Sparse-aware expansion using the raw-K primitives:

z^T K z = (x^T K x - 2·μ·(K·𝟏)^T·x + μ²·(𝟏^T K 𝟏)) / σ²

and the cached row sums of K. This is the fast path for standardizing large sparse feature matrices (e.g. scRNA-seq counts) before a Q-test.

Parameters:
Returns:

(M,) standardized quadratic form values. Columns with std <= 0 are returned as zero.

Return type:

np.ndarray

xtKy(x, y)[source]#

Bilinear form x^T K y (paired diagonal for batched inputs).

For (n, M) batches returns (M,) — the diagonal of X^T K Y in the same column order, matching quadsv.spatial_r_test(). Sparse x is preserved; only K @ y is densified.

Parameters:
  • x (np.ndarray or scipy.sparse matrix) – (n,) or (n, M) (must share the M).

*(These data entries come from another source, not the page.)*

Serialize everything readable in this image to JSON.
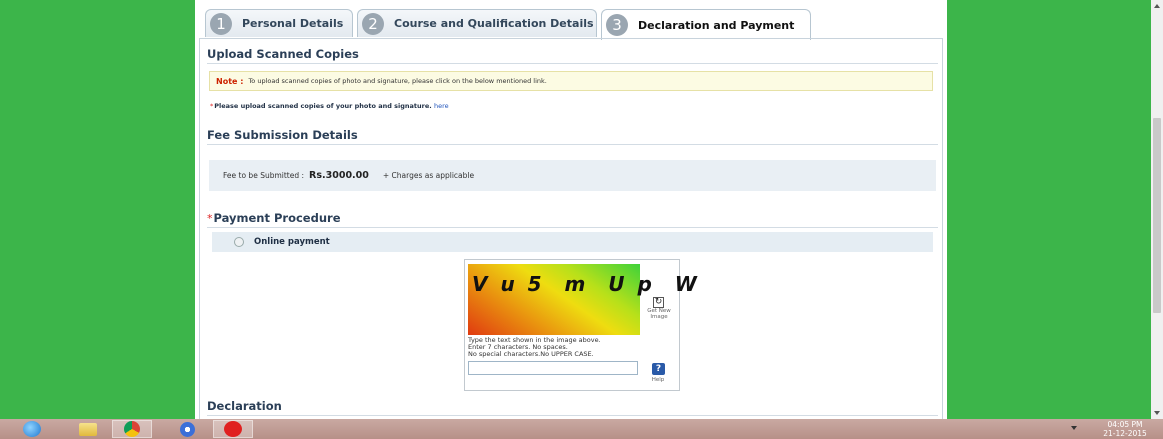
{
  "tabs": [
    {
      "number": "1",
      "label": "Personal Details"
    },
    {
      "number": "2",
      "label": "Course and Qualification Details"
    },
    {
      "number": "3",
      "label": "Declaration and Payment"
    }
  ],
  "upload": {
    "title": "Upload Scanned Copies",
    "note_label": "Note :",
    "note_text": "To upload scanned copies of photo and signature, please click on the below mentioned link.",
    "required_mark": "*",
    "instruction": "Please upload scanned copies of your photo and signature.",
    "link_text": "here"
  },
  "fee": {
    "title": "Fee Submission Details",
    "label": "Fee to be Submitted :",
    "amount": "Rs.3000.00",
    "charges": "+ Charges as applicable"
  },
  "payment": {
    "required_mark": "*",
    "title": "Payment Procedure",
    "option_label": "Online payment"
  },
  "captcha": {
    "image_text": "V u 5  m  U p  W",
    "refresh_label": "Get New Image",
    "instruction_line1": "Type the text shown in the image above.",
    "instruction_line2": "Enter 7 characters. No spaces.",
    "instruction_line3": "No special characters.No UPPER CASE.",
    "input_value": "",
    "help_glyph": "?",
    "help_label": "Help"
  },
  "declaration": {
    "title": "Declaration"
  },
  "taskbar": {
    "icons": [
      "internet-explorer-icon",
      "file-explorer-icon",
      "chrome-icon",
      "media-player-icon",
      "airtel-icon"
    ],
    "time": "04:05 PM",
    "date": "21-12-2015"
  }
}
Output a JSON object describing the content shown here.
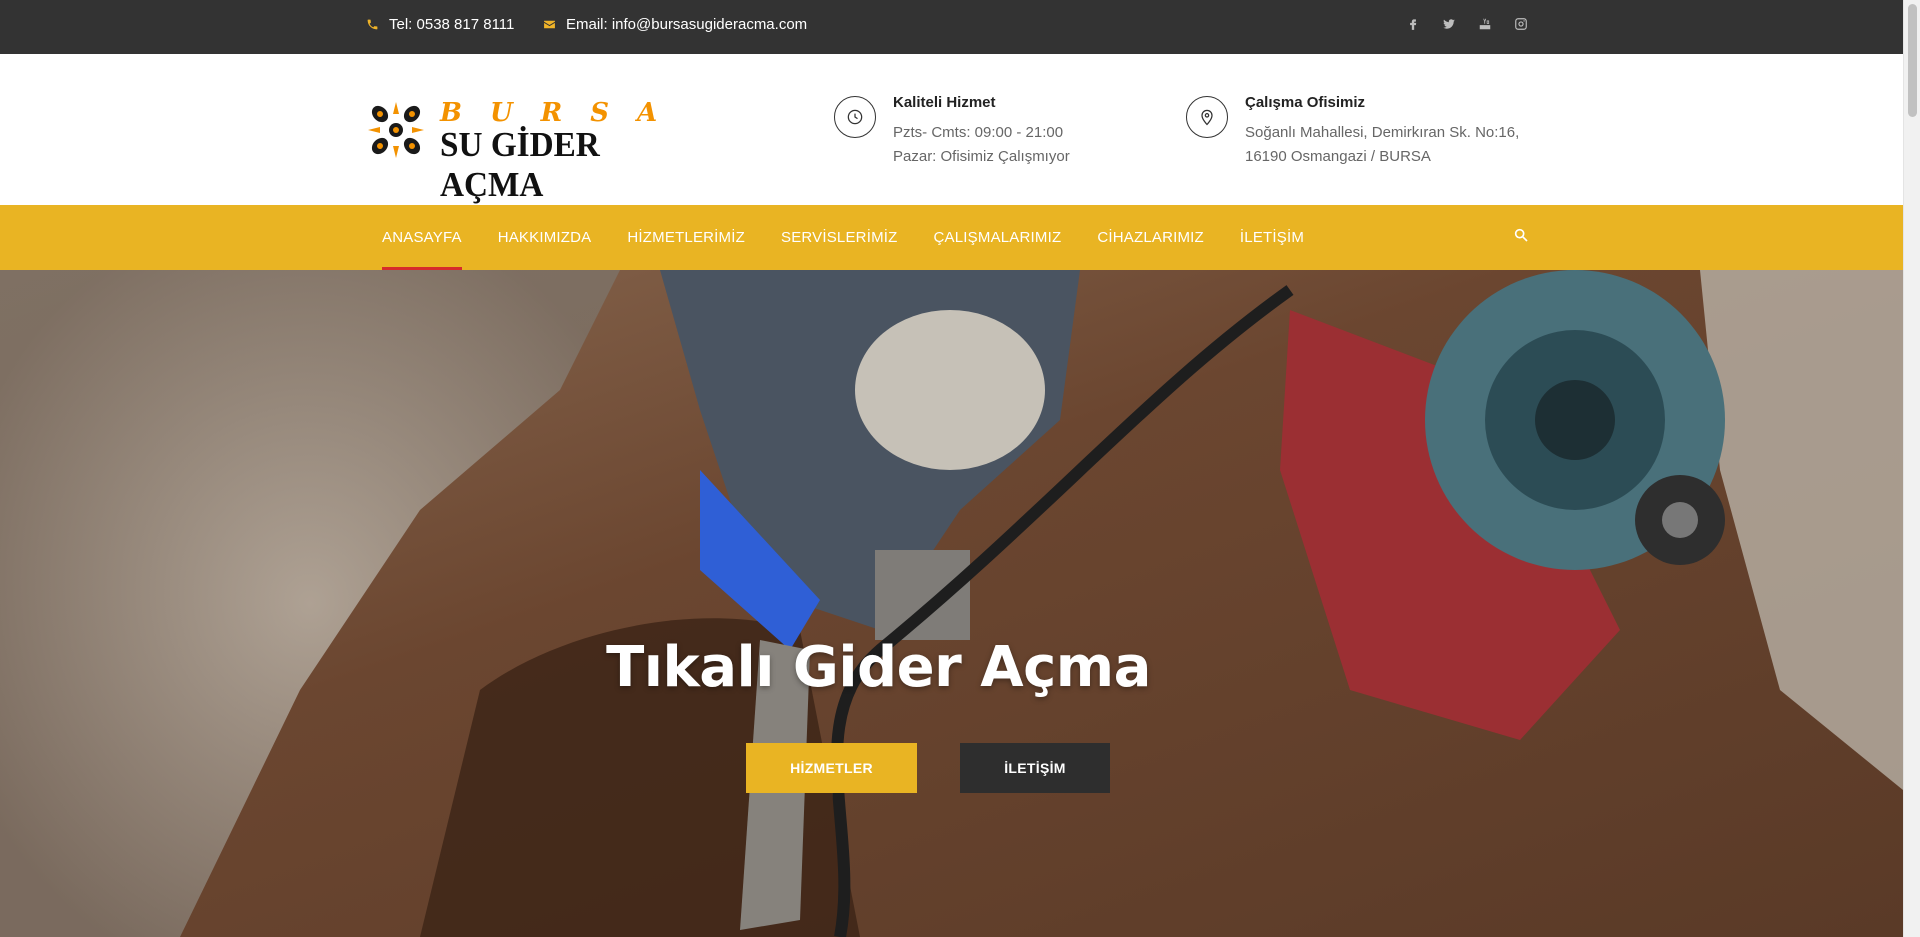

  • y (np.ndarray or scipy.sparse matrix) – (n,) or (n, M) (must share the M).

Returns:

Scalar if 1D inputs; (M,) if batched.

Return type:

float or np.ndarray

Examples

>>> import numpy as np
>>> from quadsv import MatrixKernel
>>> rng = np.random.default_rng(0)
>>> coords = rng.standard_normal((40, 2))
>>> kernel = MatrixKernel.from_coordinates(coords, method="matern")
>>> x = rng.standard_normal(40)
>>> y = rng.standard_normal(40)
>>> isinstance(kernel.xtKy(x, y), float)
True
method: str = 'gaussian'[source]#

Kernel method name.

n: int[source]#

Number of observations (samples).

params: dict[source]#

Resolved kernel parameters after defaults are merged with user overrides.

stores_precision: bool = False[source]#

Whether the kernel is stored in precision form (True) or as the realized kernel matrix (False).